Kuromiya knew plenty about injustice: This tenacious AIDS activist was born in a Japanese-American internment camp. Kuromiya cofounded ACT UP/Philadelphia and campaigned for medicinal marijuana use (he posed for POZ’s February/March 1996 profile while toking up). His greatest legacy is the Critical Path AIDS Project, a website that offers free Internet access to Philly HIVers. Kuromiya was also “the most important person in stopping the Communications Decency Act,” which would have criminalized posting AIDS-prevention information online, according to friend and AIDS Treatment News publisher John James.

Mary Clark
(1964–1999)

Coming out as positive in prison is courageous. Posing for the cover of POZ with a big smile while in prison, as Mary Clark did for the November 1998 “Prison Blues” issue, is sheer audacity. As an inmate at New York’s Bedford Hills Correctional Facility serving time for drug possession, Clark was active in AIDS Counseling and Education (ACE), the oldest prisoner-run peer-education group in the country. Clark died while still in Bedford Hills.
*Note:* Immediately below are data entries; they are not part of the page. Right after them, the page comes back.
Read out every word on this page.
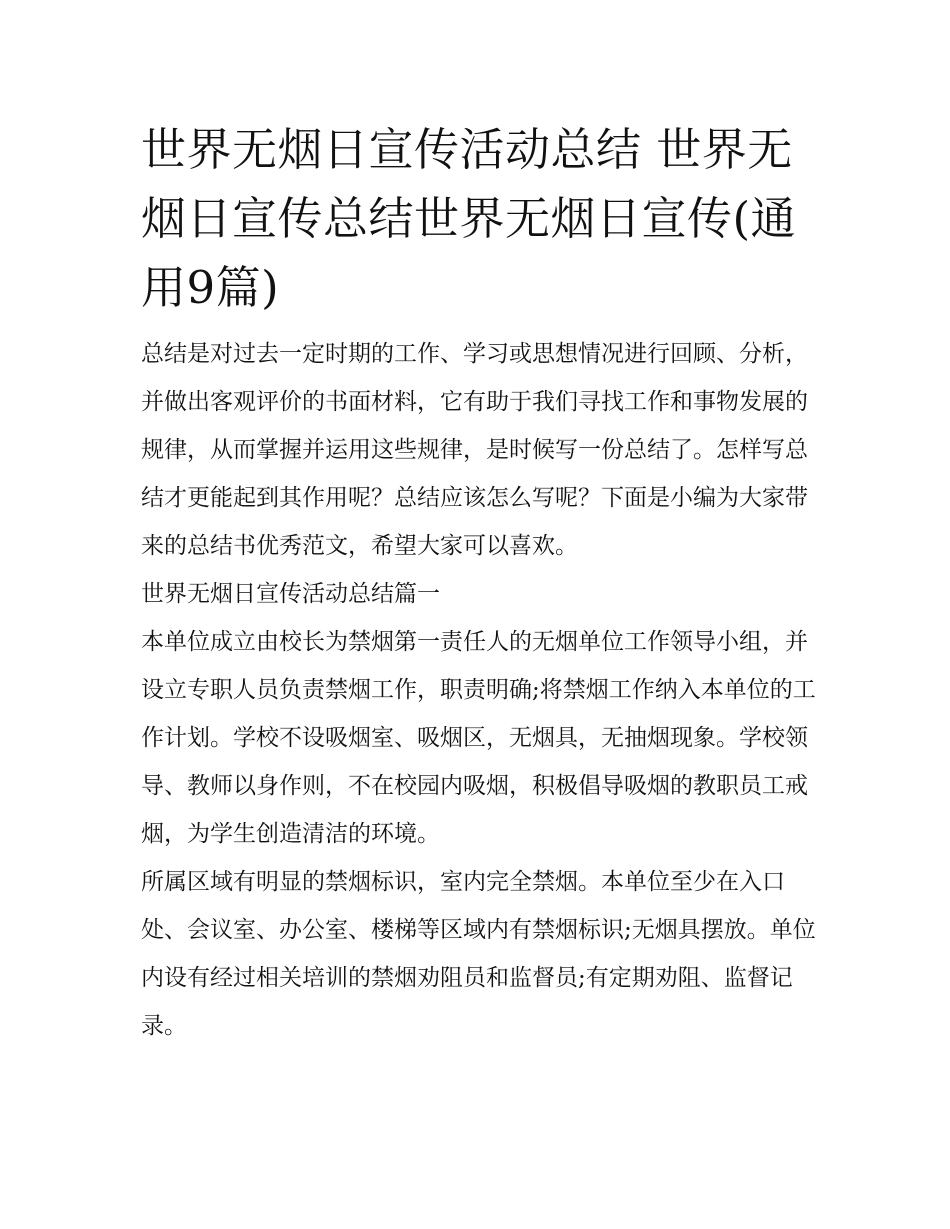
世界无烟日宣传活动总结 世界无烟日宣传总结世界无烟日宣传(通用9篇)

总结是对过去一定时期的工作、学习或思想情况进行回顾、分析，并做出客观评价的书面材料，它有助于我们寻找工作和事物发展的规律，从而掌握并运用这些规律，是时候写一份总结了。怎样写总结才更能起到其作用呢？总结应该怎么写呢？下面是小编为大家带来的总结书优秀范文，希望大家可以喜欢。

世界无烟日宣传活动总结篇一

本单位成立由校长为禁烟第一责任人的无烟单位工作领导小组，并设立专职人员负责禁烟工作，职责明确;将禁烟工作纳入本单位的工作计划。学校不设吸烟室、吸烟区，无烟具，无抽烟现象。学校领导、教师以身作则，不在校园内吸烟，积极倡导吸烟的教职员工戒烟，为学生创造清洁的环境。

所属区域有明显的禁烟标识，室内完全禁烟。本单位至少在入口处、会议室、办公室、楼梯等区域内有禁烟标识;无烟具摆放。单位内设有经过相关培训的禁烟劝阻员和监督员;有定期劝阻、监督记录。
ACE cofounder Kathy Boudin remembers Clark’s winning grin, frequent laughter, and empathy. “She was always there for other people,” Boudin says.

Suzana Murni
(1970–2000)

A fashion designer who tested positive at 25, Murni was the first woman to go public with HIV in the conservative Muslim nation of Indonesia. “We value politeness at all times,” she said. Murni also refused meds until shortly before her death to protest lack of access in her home country, setting a bold precedent for future activists. “Anger has been the motivation that drives me,” she told POZ in July 2000, the month she posed as the cover girl for our Asia issue. Murni died the same year of AIDS-related lymphoma. “Suzana was very hopeful. Even in the face of incredible stigma, she felt that change was possible,” recalls former POZ editor Angelo Ragaza.

Marsha Burnett
(1954–2002)

Rape, drug addiction, separation from her kids, hep C, HIV—Marsha Burnett endured it all, as we recounted in our June 2001 cover story on long-term survivors. “When God feels like I’ve done all he wants me to do, then I’ll go,” she said. Burnett, who died of heart failure in 2002 after a 14-year battle with HIV, left a peerless legacy as an African-American AIDS educator and activist. On a trip to Nicaragua, her colleague Njoki Njehu remembers, she “put condoms on cucumbers. In a very Catholic country, it was an outrageous thing to do, but Marsha always had the courage of her convictions.”

Herb Ritts
(1952–2003)

POZ’s April 2003 cover story honored the handsome, soft-spoken superstar photographer—and asked some tough questions. Ritts’ positive status was an open Hollywood secret, yet when he died of pneumonia, the press never mentioned that he had HIV. “[It] wasn’t something Herb was really public about, but it had nothing to do with being ashamed,” singer k.d. lang told POZ. Ritts supported several AIDS charities and “helped a lot of people who couldn’t afford their own HIV medications. He was very generous,” recalls friend and Ritts model Mark Findlay.